Trying to capture life whole, in a jar and on the page.

I tried to list my 'Influences' on Goodreads this morning... the software limited me to about 30 characters. Writers are influenced about once a minute! I don't think I've ever read a book or seen a painting...or for that matter had a random conversation at the hardware store...that didn't influence me. The story of any writer's --any person's-- influences, is the story of their life, a double-helix that spirals out of the earliest beginnings and touches on every experience and relationship that person has.

I thought I'd talk about some of my influences here, week by week-- thinking that this might inspire others to consider their own.

First: The natural world. I grew up at the end of long, dusty road, in a valley between two forested hills. A brook ran down through a series of waterfalls on one side; on the other there was a marsh ringed with cattails and a long series of overgrown fields. There was not another house in sight. Our car was old and cranky, and we used it once a week to get groceries; I met the schoolbus a half mile away on the paved road.

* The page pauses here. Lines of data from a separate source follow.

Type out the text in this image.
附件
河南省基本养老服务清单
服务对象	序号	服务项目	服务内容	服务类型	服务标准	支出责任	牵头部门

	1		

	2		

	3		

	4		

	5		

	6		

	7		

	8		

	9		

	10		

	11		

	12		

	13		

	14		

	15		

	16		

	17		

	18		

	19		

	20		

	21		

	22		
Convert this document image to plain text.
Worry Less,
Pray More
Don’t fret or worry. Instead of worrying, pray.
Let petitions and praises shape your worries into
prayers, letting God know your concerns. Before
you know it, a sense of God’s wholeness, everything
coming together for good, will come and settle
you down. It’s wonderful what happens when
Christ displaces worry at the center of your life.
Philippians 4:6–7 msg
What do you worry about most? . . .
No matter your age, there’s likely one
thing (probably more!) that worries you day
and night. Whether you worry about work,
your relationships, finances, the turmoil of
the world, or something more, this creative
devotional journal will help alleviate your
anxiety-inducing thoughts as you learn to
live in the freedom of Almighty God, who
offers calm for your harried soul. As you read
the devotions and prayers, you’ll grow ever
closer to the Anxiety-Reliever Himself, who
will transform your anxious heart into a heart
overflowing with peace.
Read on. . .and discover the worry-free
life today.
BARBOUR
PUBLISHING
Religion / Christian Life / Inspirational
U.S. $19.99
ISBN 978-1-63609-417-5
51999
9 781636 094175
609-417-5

I loved that land without knowing it, out of a deep familiarity. I knew every angle of light, every smell, the twist of an opened milkweed pod, the spectral sound of an evening thrush calling in the woods. I read The Yearling The Yearling in one long day, on a little island in the middle of the brook, feeling as if I could understand life in the backwoods of Florida because I knew the backwoods of Connecticut. The first record I ever bought was Elton John's first album. "A cluster of night jars sang some songs out of tune; a mantle of bright light shone down from the moon." The song fit me exactly....my sense of the mystery of life, of all that I dreamed as a young girl who knew very little of the outside world but everything about the few acres around her.

A few years later that house was repossessed by the bank; I went to college and then grad school and landed on Cape Cod, where there's another ornate and fascinating wilderness to take part in. And I discovered that a sense of place is one of the most important parts of writing for me. The books I love almost always lead the reader into a new world, a very particular world that shapes the lives of the characters. Fiction brings different places, times, and societies more alive to me than travel ever can. And fiction saves them, saves the time and the feeling as nothing else can.

It has been a wildly good year for beach plums. I made a batch of beach plum cordial yesterday for the first time. I won't be able to try it for two months, but when the sun came through the bottle this morning, illuminating all the plums suspended in the liquor, I was moved as I am when I read something wonderful: there they were, whole, beautiful from every side, nearly weightless. It feels good, in the midst of all that is lost in a life, to know that something has been preserved.